Fórmulas todas que compactan este libro no solo en secuencias que tienen que ver con la memoria y la manera en que la articulamos, sino con su trauma, ese que hace que observemos más una cosa que otra, o que leamos de manera grave algo que para muchos pasa desapercibido.

Trauma que es en muchos casos el que rige el dispositivo escritura, el que lo direcciona, ya que la falla –como sabía el gran Lacan– es el que le da espesor a todo eso que concebimos alrededor nuestro, tanto en su forma experiencia (y qué sería de la experiencia sin su propio punto de terror) como en su forma ficción.

Forma que como decía antes no solo se vincula a un tiempo kitsch y a un no género definido –arquetipos todos de ese tipo de escritura que rompe la arché tradicional del texto y desarticula la ideología mediocre del mercado–, sino a la ligereza, a ese espacio donde lo liviano (la levedad, la velocidad, lo ligero) es sinónimo de guerra contra el sentido, contra todo eso que necesita operar detrás de la teleología o de aquella metafísica que al final termina convirtiendo todo en misterio.

Sans Soleil, el texto, es precisamente la anulación de todo misterio, de toda mística o Ser, y por eso no solo puede leerse como un poema o diario, sino también como nada.

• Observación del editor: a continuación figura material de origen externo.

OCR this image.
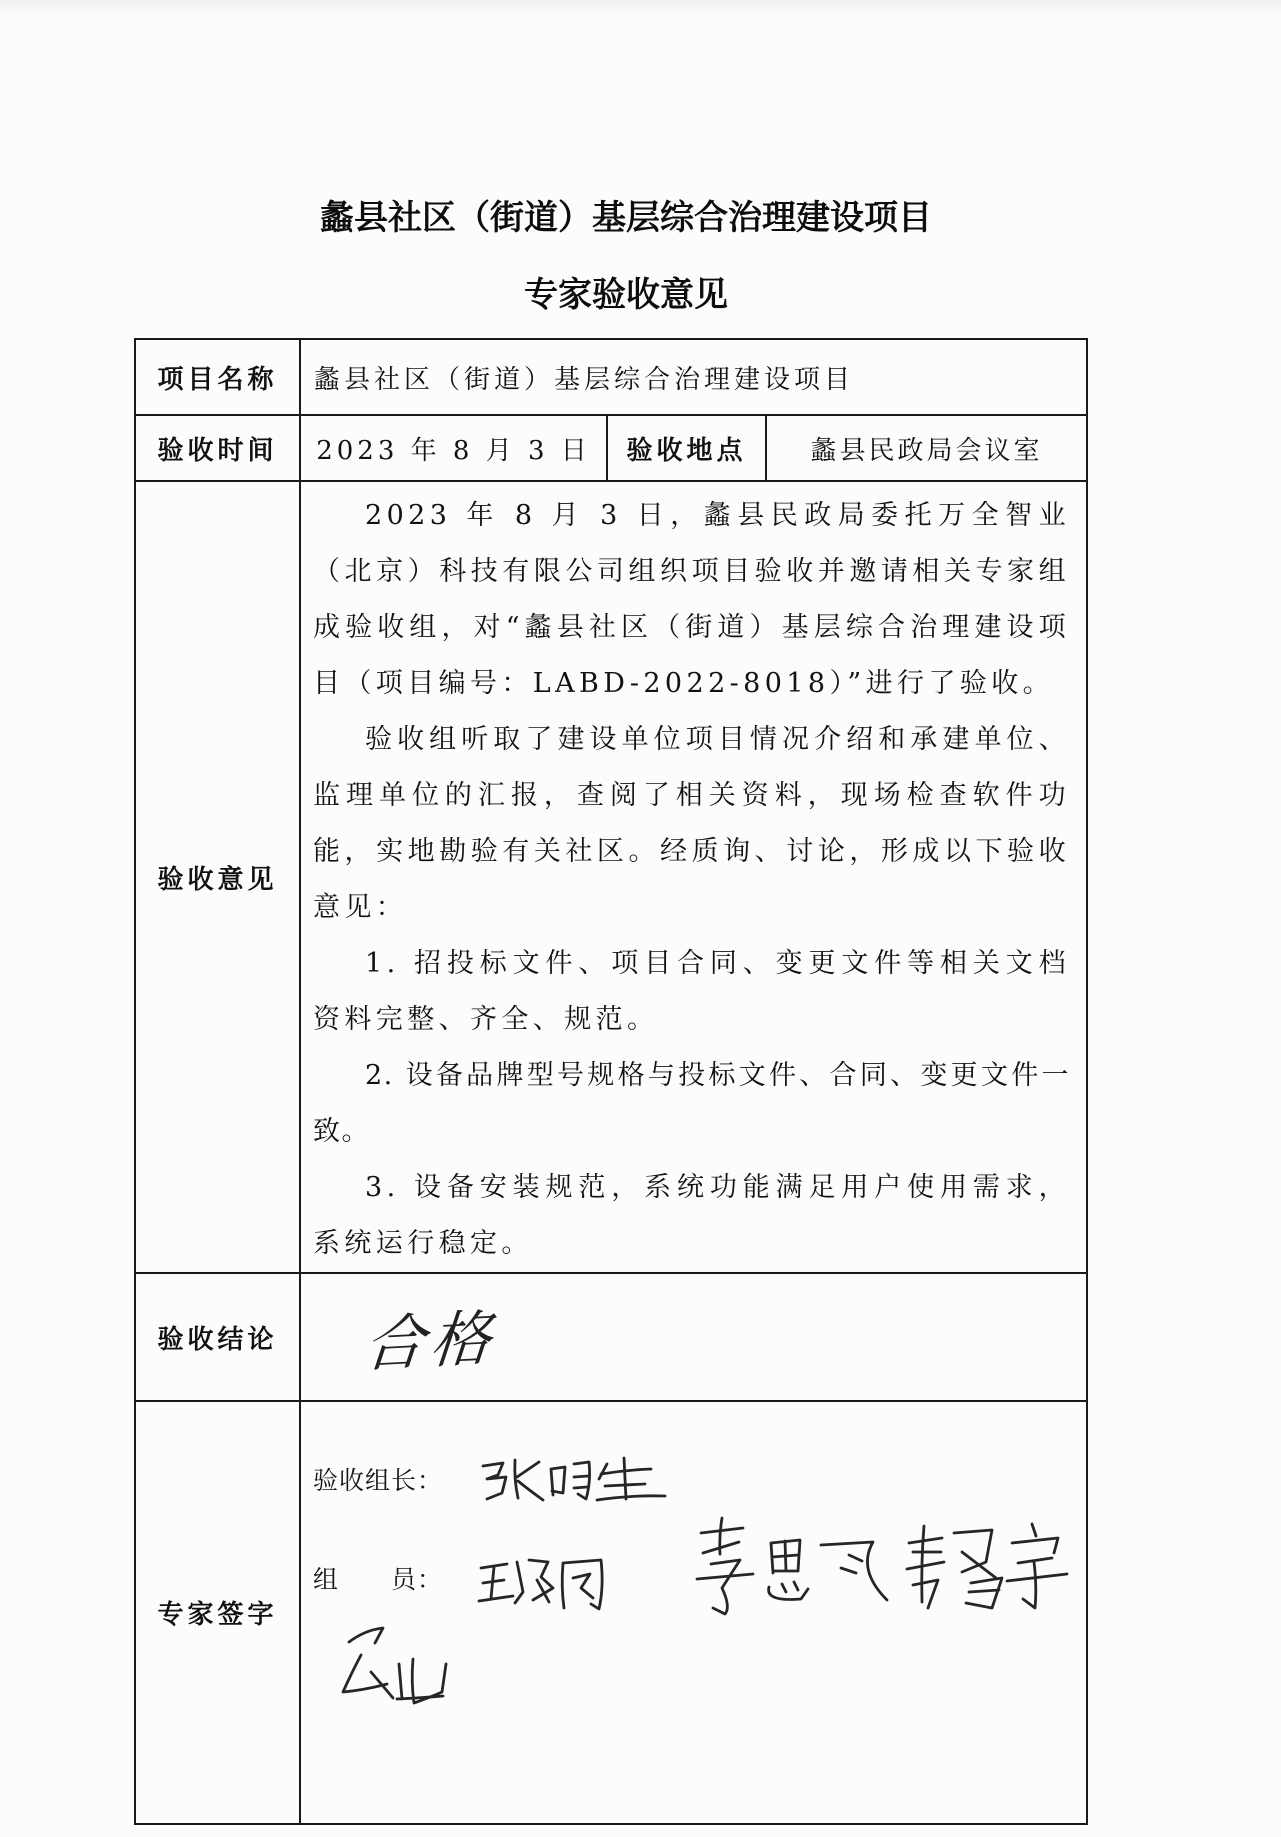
蠡县社区（街道）基层综合治理建设项目
专家验收意见
项目名称	蠡县社区（街道）基层综合治理建设项目		
验收时间	2023 年 8 月 3 日	验收地点	蠡县民政局会议室
验收意见	2023 年 8 月 3 日，蠡县民政局委托万全智业（北京）科技有限公司组织项目验收并邀请相关专家组成验收组，对“蠡县社区（街道）基层综合治理建设项目（项目编号：LABD-2022-8018）”进行了验收。

验收组听取了建设单位项目情况介绍和承建单位、监理单位的汇报，查阅了相关资料，现场检查软件功能，实地勘验有关社区。经质询、讨论，形成以下验收意见：

1. 招投标文件、项目合同、变更文件等相关文档资料完整、齐全、规范。

2. 设备品牌型号规格与投标文件、合同、变更文件一致。

3. 设备安装规范，系统功能满足用户使用需求，系统运行稳定。		

验收结论	合格		
专家签字	验收组长：
组　　员：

Una nada que al final es solo eros.

Eros, apuntes y quincallería de viajes.


Notas:

[1] Chris Marker: Sans Soleil, Kriller71, Barcelona, 2020, pp. 42-43.

[2] Ibídem, p. 91.

[3] “Para los Takenoko, veinte años es la edad de la jubilación. Son bebés marcianos. Todos los domingos voy a verlos bailar al parque de Yoyogi. Intentan hacerse ver, pero no parecen sentirse observados. Viven en un tiempo paralelo, detrás de la pared invisible de un acuario que los separa de la multitud que se acerca. Y yo puedo pasar toda la tarde entera mirando a la pequeña Takenoko que aprende, sin duda por primera vez, las costumbres de su planeta. // Aparte de eso, tienen placas de identificación. Funcionan a golpe de silbato, la mafia les explota y, con la excepción de un solo grupo compuesto de chicas, siempre el que los dirige es un chico” (Ibídem, p. 87).